The question: The documentation is scarce, and I'm something of a noob -- can anyone confirm the proper (assuming there is one) way to bind Backbone.Views to instances of Backbone.RelationalModel (from backbone-relational.js) for updating/rendering to the dom? I've tried a handful of different approaches, based on the normal Model/View binding in Backbone, with little success.
The backstory (/more info):
I'm learning the ropes with Backbone.js, and have had to pick up a lot over the past week. If I'm missing something obvious (which is highly likely -- including the "right" way to handle my problem below), please call me out.
I'm dealing with a mongodb-backed REST interface (that I don't have full control over -- or I would be re-architecting behavior on the server-side) that takes heavy advantage of nested dictionaries, so I've been reading up on how to best represent that in Backbone (while not breaking the great save() + server sync stuff that Backbone provides).
I've seen two options: backbone-relational and ligament.js.

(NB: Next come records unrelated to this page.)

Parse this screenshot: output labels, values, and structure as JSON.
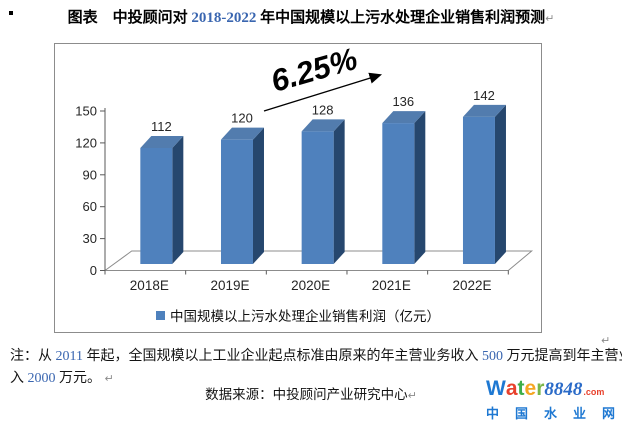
{
  "marks": {
    "eol": "↵",
    "bullet": "▪"
  },
  "title": {
    "prefix": "图表　中投顾问对 ",
    "highlight": "2018-2022",
    "suffix": " 年中国规模以上污水处理企业销售利润预测",
    "highlight_color": "#3a66b0"
  },
  "chart_data": {
    "type": "bar",
    "style": "3d",
    "categories": [
      "2018E",
      "2019E",
      "2020E",
      "2021E",
      "2022E"
    ],
    "values": [
      112,
      120,
      128,
      136,
      142
    ],
    "series_name": "中国规模以上污水处理企业销售利润（亿元）",
    "ylim": [
      0,
      150
    ],
    "yticks": [
      0,
      30,
      60,
      90,
      120,
      150
    ],
    "grid": false,
    "legend_position": "bottom",
    "annotation": {
      "text": "6.25%",
      "rotation_deg": -16
    },
    "colors": {
      "bar_front": "#4f81bd",
      "bar_side": "#26476e",
      "bar_top": "#527cae",
      "legend_marker": "#4e81bd",
      "axis": "#8c8c8c",
      "axis_dark": "#595959",
      "label": "#262626",
      "annotation": "#000000"
    }
  },
  "note": {
    "accent_color": "#3a66b0",
    "lines": [
      {
        "segments": [
          {
            "t": "注：从 "
          },
          {
            "t": "2011",
            "accent": true
          },
          {
            "t": " 年起，全国规模以上工业企业起点标准由原来的年主营业务收入 "
          },
          {
            "t": "500",
            "accent": true
          },
          {
            "t": " 万元提高到年主营业务收"
          }
        ]
      },
      {
        "segments": [
          {
            "t": "入 "
          },
          {
            "t": "2000",
            "accent": true
          },
          {
            "t": " 万元。"
          },
          {
            "t": " ↵",
            "mark": true
          }
        ]
      }
    ]
  },
  "source": {
    "text": "数据来源：中投顾问产业研究中心"
  },
  "logo": {
    "word_letters": [
      {
        "ch": "W",
        "color": "#1e78d2"
      },
      {
        "ch": "a",
        "color": "#e8412c"
      },
      {
        "ch": "t",
        "color": "#3dae49"
      },
      {
        "ch": "e",
        "color": "#f5a623"
      },
      {
        "ch": "r",
        "color": "#7ab648"
      }
    ],
    "number": "8848",
    "number_color": "#2b6bc8",
    "tld": ".com",
    "tld_color": "#e8412c",
    "subtitle": "中国水业网",
    "subtitle_color": "#1e78d2"
  }
}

I've started with backbone-relational.js, and have RelationalModels (backbone-relational's replacement for Backbone's standard Model) created for the various dictionaries in the tree that gets handed back by REST interface. The relationships between them are defined, and console logging the JSON from each model (in their respective initialize functions) shows that they're all being called/loaded up correctly off the server on a fetch() command at the overall collection level.
So, that's all great.
Problem: I've got views "listening" for updates on each of those models (and bound functions that should render templates on the dom), and they never "fire" at all (let alone render...). The main view fires on fetch(), no problem, loading the "top level" model and rendering it on the dom -- but the views that represent the "foreign key" models within that "top level" model never do (even though the data is DEFINITELY getting loaded into each model, as evidenced by the console logging on each model mentioned above).
Any insights would be greatly, greatly appreciated.

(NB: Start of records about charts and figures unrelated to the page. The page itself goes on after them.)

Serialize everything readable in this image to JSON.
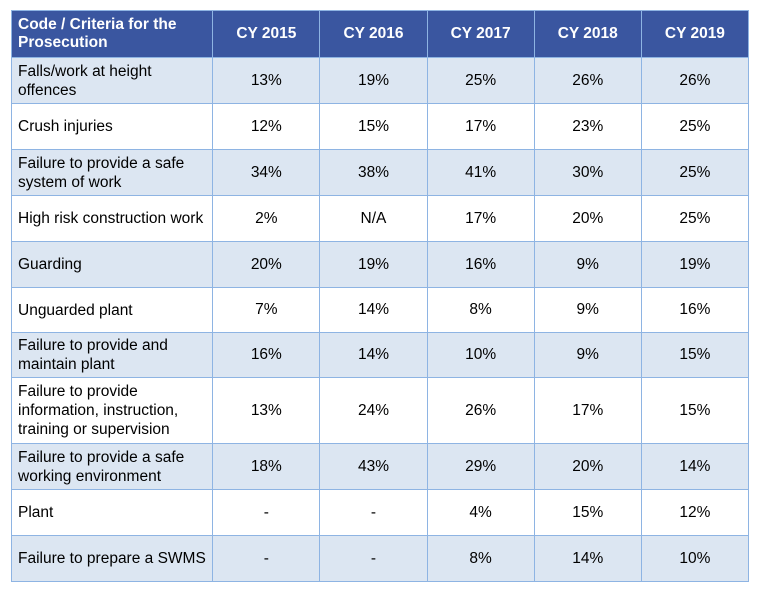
{
  "table": {
    "headers": [
      "Code / Criteria for the Prosecution",
      "CY 2015",
      "CY 2016",
      "CY 2017",
      "CY 2018",
      "CY 2019"
    ],
    "rows": [
      {
        "criteria": "Falls/work at height offences",
        "values": [
          "13%",
          "19%",
          "25%",
          "26%",
          "26%"
        ]
      },
      {
        "criteria": "Crush injuries",
        "values": [
          "12%",
          "15%",
          "17%",
          "23%",
          "25%"
        ]
      },
      {
        "criteria": "Failure to provide a safe system of work",
        "values": [
          "34%",
          "38%",
          "41%",
          "30%",
          "25%"
        ]
      },
      {
        "criteria": "High risk construction work",
        "values": [
          "2%",
          "N/A",
          "17%",
          "20%",
          "25%"
        ]
      },
      {
        "criteria": "Guarding",
        "values": [
          "20%",
          "19%",
          "16%",
          "9%",
          "19%"
        ]
      },
      {
        "criteria": "Unguarded plant",
        "values": [
          "7%",
          "14%",
          "8%",
          "9%",
          "16%"
        ]
      },
      {
        "criteria": "Failure to provide and maintain plant",
        "values": [
          "16%",
          "14%",
          "10%",
          "9%",
          "15%"
        ]
      },
      {
        "criteria": "Failure to provide information, instruction, training or supervision",
        "values": [
          "13%",
          "24%",
          "26%",
          "17%",
          "15%"
        ]
      },
      {
        "criteria": "Failure to provide a safe working environment",
        "values": [
          "18%",
          "43%",
          "29%",
          "20%",
          "14%"
        ]
      },
      {
        "criteria": "Plant",
        "values": [
          "-",
          "-",
          "4%",
          "15%",
          "12%"
        ]
      },
      {
        "criteria": "Failure to prepare a SWMS",
        "values": [
          "-",
          "-",
          "8%",
          "14%",
          "10%"
        ]
      }
    ]
  }
}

In direct response to Raynos reply below (thanks Raynos!):
If I defined a base url for the UpperLevelCollection with the UpperLevelModels existing at (UpperLevelCollection url)/(UpperLevelModel id) on the server, how would I map those LowerLevelCollections to dictionary keys within the one JSON dump for each UpperLevelModel from the server-side? In other words, could using collections within models properly handle a data dump from the server like this (obviously very simplified, but gets at the issue) AND properly save/update/sync it back?
[{
"some_key": "Some string",
"labels": ["A","List","Of","Strings"],
"content": [{
"id": "12345"
"another_key": "Some string",
"list": ["A","list","of","strings"],
},{
"id": "67890"
"another_key": "Some string",
"list": ["A","list","of","strings"],
}],
}]
Generally for nested dictionaries I take the following approach
var UpperLevelCollection = Backbone.Collection.extend({
model: UpperLevelModel
}),
UpperLevelModel = Backbone.model.extend({
initialize: function() {
this.nested = new LowerLevelCollection;
}
}),
LowerLevelCollection = Backbone.Collection.extend({
model: LowerLevelModel
}),
LowerLevelModel = Backbone.Model.extend({});
Just nest those collections inside models all the way down.

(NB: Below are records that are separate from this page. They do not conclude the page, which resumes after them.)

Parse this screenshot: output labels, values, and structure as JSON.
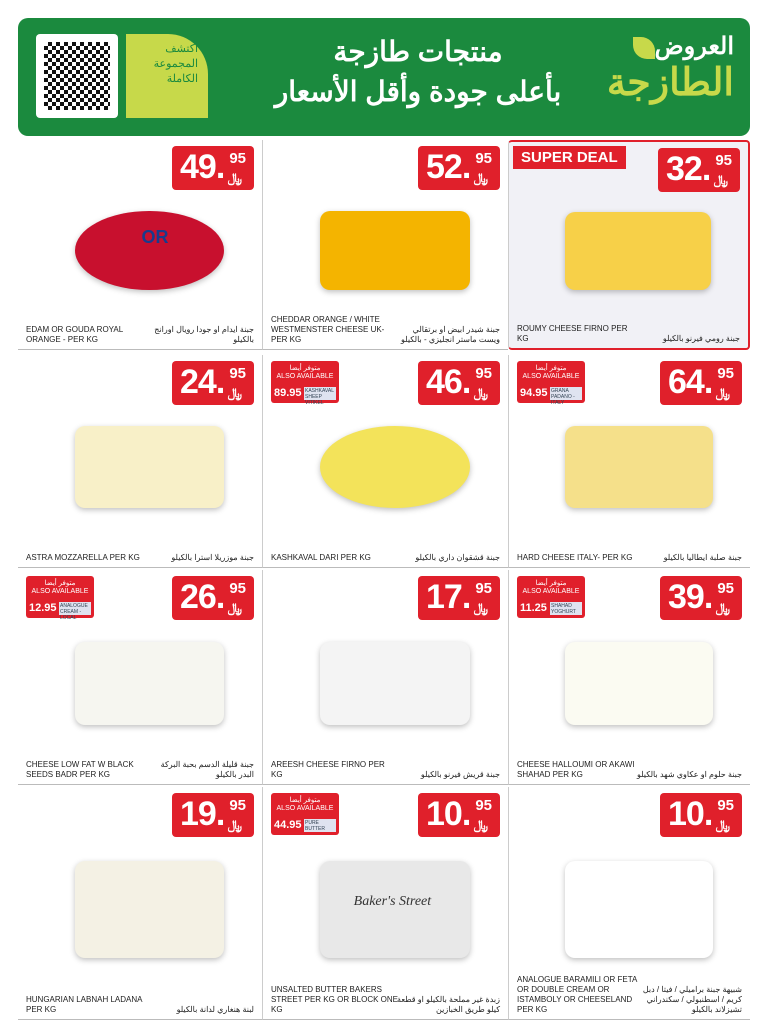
{
  "header": {
    "discover": "اكتشف المجموعة الكاملة",
    "title_line1": "منتجات طازجة",
    "title_line2": "بأعلى جودة وأقل الأسعار",
    "brand_line1": "العروض",
    "brand_line2": "الطازجة",
    "brand_color": "#1b8a3e",
    "accent": "#c7d94a"
  },
  "currency": "﷼",
  "also_ar": "متوفر أيضا",
  "also_en": "ALSO AVAILABLE",
  "super_deal": "SUPER DEAL",
  "products": [
    {
      "int": "49.",
      "dec": "95",
      "en": "EDAM OR GOUDA ROYAL ORANGE - PER KG",
      "ar": "جبنة ايدام او جودا رويال اورانج بالكيلو",
      "or": "OR",
      "color": "#c8102e"
    },
    {
      "int": "52.",
      "dec": "95",
      "en": "CHEDDAR ORANGE / WHITE WESTMENSTER CHEESE UK-PER KG",
      "ar": "جبنة شيدر ابيض او برتقالي ويست ماستر انجليزي - بالكيلو",
      "color": "#f4b400"
    },
    {
      "int": "32.",
      "dec": "95",
      "en": "ROUMY CHEESE FIRNO PER KG",
      "ar": "جبنة رومي فيرنو بالكيلو",
      "deal": true,
      "color": "#f7d048"
    },
    {
      "int": "24.",
      "dec": "95",
      "en": "ASTRA MOZZARELLA PER KG",
      "ar": "جبنة موزريلا استرا بالكيلو",
      "color": "#f8f0c8"
    },
    {
      "int": "46.",
      "dec": "95",
      "en": "KASHKAVAL DARI PER KG",
      "ar": "جبنة قشقوان داري بالكيلو",
      "also": {
        "price": "89.95",
        "tag": "KASHKAVAL SHEEP VITIKEL"
      },
      "color": "#f3e35a"
    },
    {
      "int": "64.",
      "dec": "95",
      "en": "HARD CHEESE  ITALY- PER KG",
      "ar": "جبنة صلبة ايطاليا بالكيلو",
      "also": {
        "price": "94.95",
        "tag": "GRANA PADANO - ITALY"
      },
      "color": "#f5e08a"
    },
    {
      "int": "26.",
      "dec": "95",
      "en": "CHEESE LOW FAT W BLACK SEEDS  BADR PER KG",
      "ar": "جبنة قليلة الدسم بحبة البركة البدر بالكيلو",
      "also": {
        "price": "12.95",
        "tag": "ANALOGUE CREAM - LOCAL"
      },
      "color": "#f6f6f0"
    },
    {
      "int": "17.",
      "dec": "95",
      "en": "AREESH CHEESE FIRNO  PER KG",
      "ar": "جبنة قريش فيرنو بالكيلو",
      "color": "#f4f4f4"
    },
    {
      "int": "39.",
      "dec": "95",
      "en": "CHEESE HALLOUMI OR AKAWI SHAHAD PER KG",
      "ar": "جبنة حلوم او عكاوي شهد بالكيلو",
      "also": {
        "price": "11.25",
        "tag": "SHAHAD YOGHURT"
      },
      "color": "#fbfbf2"
    },
    {
      "int": "19.",
      "dec": "95",
      "en": "HUNGARIAN LABNAH LADANA PER KG",
      "ar": "لبنة هنغاري لدانة بالكيلو",
      "color": "#f4f1e4"
    },
    {
      "int": "10.",
      "dec": "95",
      "en": "UNSALTED BUTTER BAKERS STREET PER KG OR BLOCK ONE KG",
      "ar": "زبدة غير مملحة بالكيلو او قطعة كيلو طريق الخبازين",
      "also": {
        "price": "44.95",
        "tag": "PURE BUTTER"
      },
      "box": "Baker's Street",
      "color": "#e8e8e8"
    },
    {
      "int": "10.",
      "dec": "95",
      "en": "ANALOGUE BARAMILI OR FETA OR DOUBLE CREAM OR ISTAMBOLY OR CHEESELAND PER KG",
      "ar": "شبيهة جبنة براميلي / فيتا / دبل كريم / اسطنبولي / سكندراني تشيزلاند بالكيلو",
      "color": "#ffffff"
    }
  ]
}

The problem might be that as you load new data into you ParentModel, your child collection AFAIK is not actually fetched, it's wiped and replaced by a new collection (see Backbone.HasMany.OnChange on line 584 in backbone-relational.js). Thus your own bindings on the child collection are gone.
This is, in my opinion, a weakness with backbone-relational. This behavior should be configurable, with an option where a slower find-and-update-approach is used instead of wipe-and-replace.